An employee of Truck-Rite, while unloading a trailer owned by R&L Carriers, Inc. (R&L) and leased to Truck-Rite, was injured while unloading material from inside a shipping trailer onto an attached lift gate. The lift gate failed, causing the employee to fall. The employee commenced an action to recover for personal injuries against R&L, which in turn commenced a third-party action against Truck-Rite for, inter alia, contractual and common-law indemnification. The underlying action and third-party action ultimately settled, with Truck-Rite paying $785,000 toward the settlement. Plaintiff herein, which provided Truck-Rite with a defense and paid the settlement amount on its behalf, now seeks reimbursement from defendants.

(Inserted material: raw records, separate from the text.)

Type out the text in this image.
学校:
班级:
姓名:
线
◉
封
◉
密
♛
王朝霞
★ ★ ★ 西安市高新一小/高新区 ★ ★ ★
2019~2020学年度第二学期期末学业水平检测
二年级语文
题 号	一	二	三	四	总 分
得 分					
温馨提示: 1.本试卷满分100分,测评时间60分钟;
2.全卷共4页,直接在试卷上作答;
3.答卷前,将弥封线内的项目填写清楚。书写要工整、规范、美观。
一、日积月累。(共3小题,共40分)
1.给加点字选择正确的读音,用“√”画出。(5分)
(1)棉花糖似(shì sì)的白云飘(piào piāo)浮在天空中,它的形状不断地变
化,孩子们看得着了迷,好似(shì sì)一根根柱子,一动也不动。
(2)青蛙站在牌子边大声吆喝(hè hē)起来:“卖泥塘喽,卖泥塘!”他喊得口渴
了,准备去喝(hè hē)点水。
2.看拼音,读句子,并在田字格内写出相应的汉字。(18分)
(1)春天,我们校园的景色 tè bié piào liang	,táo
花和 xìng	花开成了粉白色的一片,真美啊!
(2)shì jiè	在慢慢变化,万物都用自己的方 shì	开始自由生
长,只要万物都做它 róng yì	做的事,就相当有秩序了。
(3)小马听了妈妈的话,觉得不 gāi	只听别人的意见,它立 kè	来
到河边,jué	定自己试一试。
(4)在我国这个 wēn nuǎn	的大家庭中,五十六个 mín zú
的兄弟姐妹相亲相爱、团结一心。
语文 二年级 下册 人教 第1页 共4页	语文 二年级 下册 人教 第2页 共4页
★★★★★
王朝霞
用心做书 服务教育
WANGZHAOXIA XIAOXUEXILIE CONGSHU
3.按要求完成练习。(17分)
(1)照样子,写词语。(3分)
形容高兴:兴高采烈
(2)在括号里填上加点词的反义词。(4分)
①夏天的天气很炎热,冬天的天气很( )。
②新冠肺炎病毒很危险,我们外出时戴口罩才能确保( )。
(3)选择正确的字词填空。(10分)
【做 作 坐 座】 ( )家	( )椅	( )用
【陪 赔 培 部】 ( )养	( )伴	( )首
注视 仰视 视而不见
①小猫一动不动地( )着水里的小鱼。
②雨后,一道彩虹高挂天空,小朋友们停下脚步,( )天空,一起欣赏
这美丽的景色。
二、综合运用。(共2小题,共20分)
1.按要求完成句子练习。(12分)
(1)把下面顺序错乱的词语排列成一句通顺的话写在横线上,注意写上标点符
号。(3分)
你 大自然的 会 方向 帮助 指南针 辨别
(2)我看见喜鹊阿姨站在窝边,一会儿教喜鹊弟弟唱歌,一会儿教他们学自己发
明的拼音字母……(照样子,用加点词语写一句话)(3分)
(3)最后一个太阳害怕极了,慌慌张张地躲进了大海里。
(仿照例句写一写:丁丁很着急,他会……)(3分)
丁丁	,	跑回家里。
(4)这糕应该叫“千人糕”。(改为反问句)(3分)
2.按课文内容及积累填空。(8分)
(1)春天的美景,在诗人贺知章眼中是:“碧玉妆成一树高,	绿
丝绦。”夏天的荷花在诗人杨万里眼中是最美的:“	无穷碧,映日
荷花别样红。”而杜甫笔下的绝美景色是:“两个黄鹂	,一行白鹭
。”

“Policy exclusions are subject to strict construction and must be read narrowly, and any ambiguities in the insurance policy are to be construed against the insurer. However, unambiguous provisions of insurance contracts will be given their plain and ordinary meaning” (Scottsdale Indem. Co. v Beckerman, 120 AD3d 1215, 1218-1219 [2d Dept 2014], lv denied 24 NY3d 912 [2014] [internal quotation marks and citations omitted]).

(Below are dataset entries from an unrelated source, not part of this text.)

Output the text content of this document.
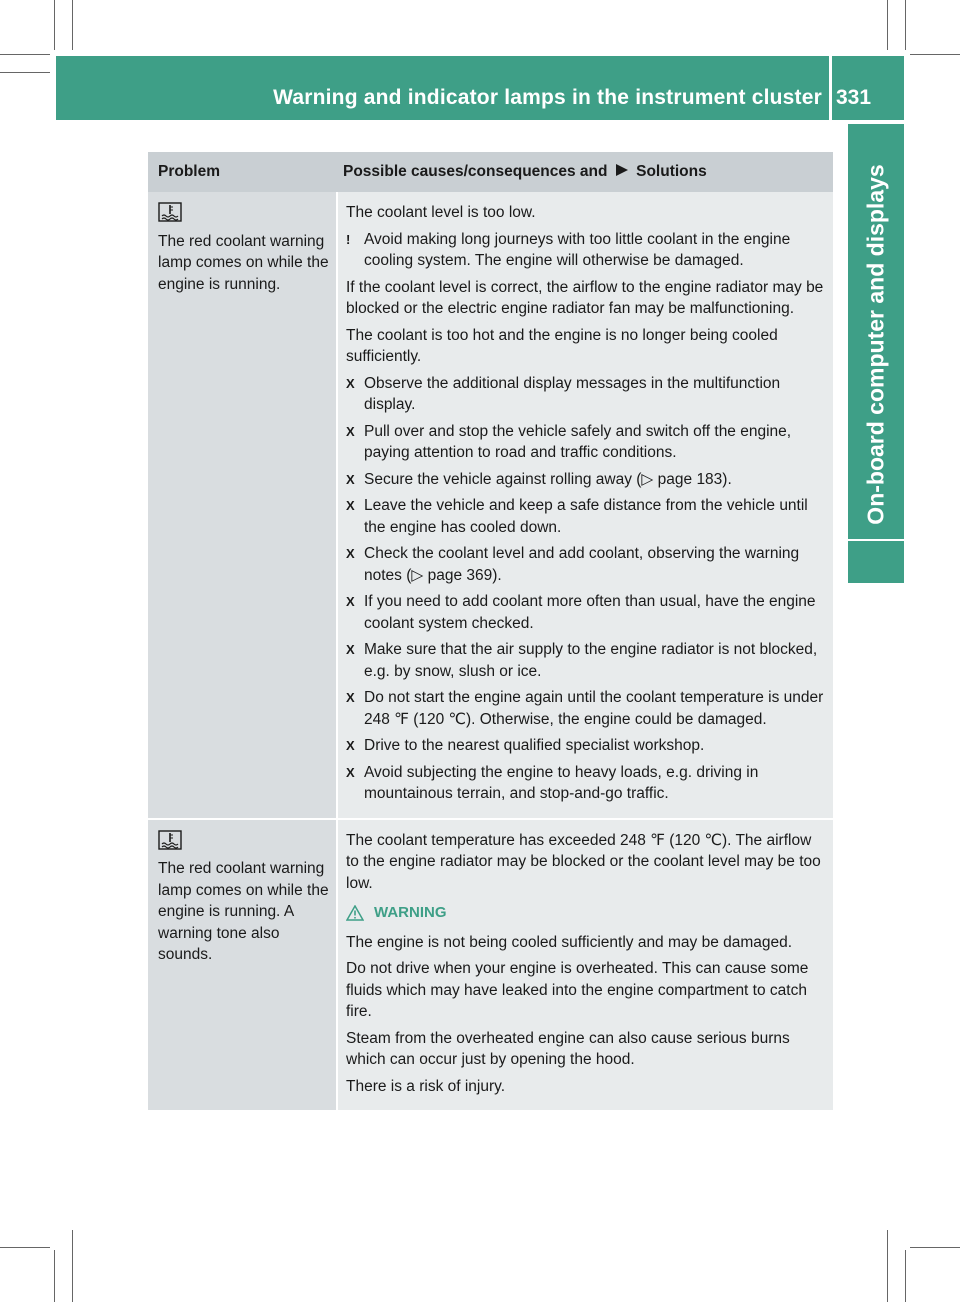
Warning and indicator lamps in the instrument cluster 331
On-board computer and displays
Problem	Possible causes/consequences and Solutions
The red coolant warning lamp comes on while the engine is running.

The coolant level is too low.

! Avoid making long journeys with too little coolant in the engine cooling system. The engine will otherwise be damaged.

If the coolant level is correct, the airflow to the engine radiator may be blocked or the electric engine radiator fan may be malfunctioning.

The coolant is too hot and the engine is no longer being cooled sufficiently.

X Observe the additional display messages in the multifunction display.
X Pull over and stop the vehicle safely and switch off the engine, paying attention to road and traffic conditions.
X Secure the vehicle against rolling away (▷ page 183).
X Leave the vehicle and keep a safe distance from the vehicle until the engine has cooled down.
X Check the coolant level and add coolant, observing the warning notes (▷ page 369).
X If you need to add coolant more often than usual, have the engine coolant system checked.
X Make sure that the air supply to the engine radiator is not blocked, e.g. by snow, slush or ice.
X Do not start the engine again until the coolant temperature is under 248 ℉ (120 ℃). Otherwise, the engine could be damaged.
X Drive to the nearest qualified specialist workshop.
X Avoid subjecting the engine to heavy loads, e.g. driving in mountainous terrain, and stop-and-go traffic.
The red coolant warning lamp comes on while the engine is running. A warning tone also sounds.

The coolant temperature has exceeded 248 ℉ (120 ℃). The airflow to the engine radiator may be blocked or the coolant level may be too low.

WARNING

The engine is not being cooled sufficiently and may be damaged.

Do not drive when your engine is overheated. This can cause some fluids which may have leaked into the engine compartment to catch fire.

Steam from the overheated engine can also cause serious burns which can occur just by opening the hood.

There is a risk of injury.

Here, the underlying plaintiff’s accident occurred while he was unloading material from a shipping trailer, an activity clearly encompassed by the exclusion. The fact that his injury was allegedly caused by the defective nature of the trailer lift does not remove the injury from the policy exclusion. “[T]he focus of the inquiry ‘is not on the precise cause of the accident but the general nature of the operation in the course of which the injury was sustained’ ” (Regal Constr. Corp. v National Union Fire Ins. Co. of Pittsburgh, PA, 15 NY3d 34, 38 [2010], quoting Worth Constr. Co., Inc. v Admiral Ins. Co., 10 NY3d 411, 416 [2008]). “[T]he phrase ‘arising out of’ . . . requires only that there be some causal relationship between the injury and the risk for which coverage is provided” (Dzielski v Essex Ins. Co., 90 AD3d 1493, 1497 [4th Dept 2011, Fahey & Peradotto, JJ., dissenting], revd on dissenting op 19 NY3d 871 [2012]). Such a causal relationship between the injury and exclusion clearly exists here and requires dismissal of the complaint.
In light of our determination, the parties’ remaining contentions need not be addressed. Concur—Friedman, J.P., Sweeny, Richter, Manzanet-Daniels and Kapnick, JJ.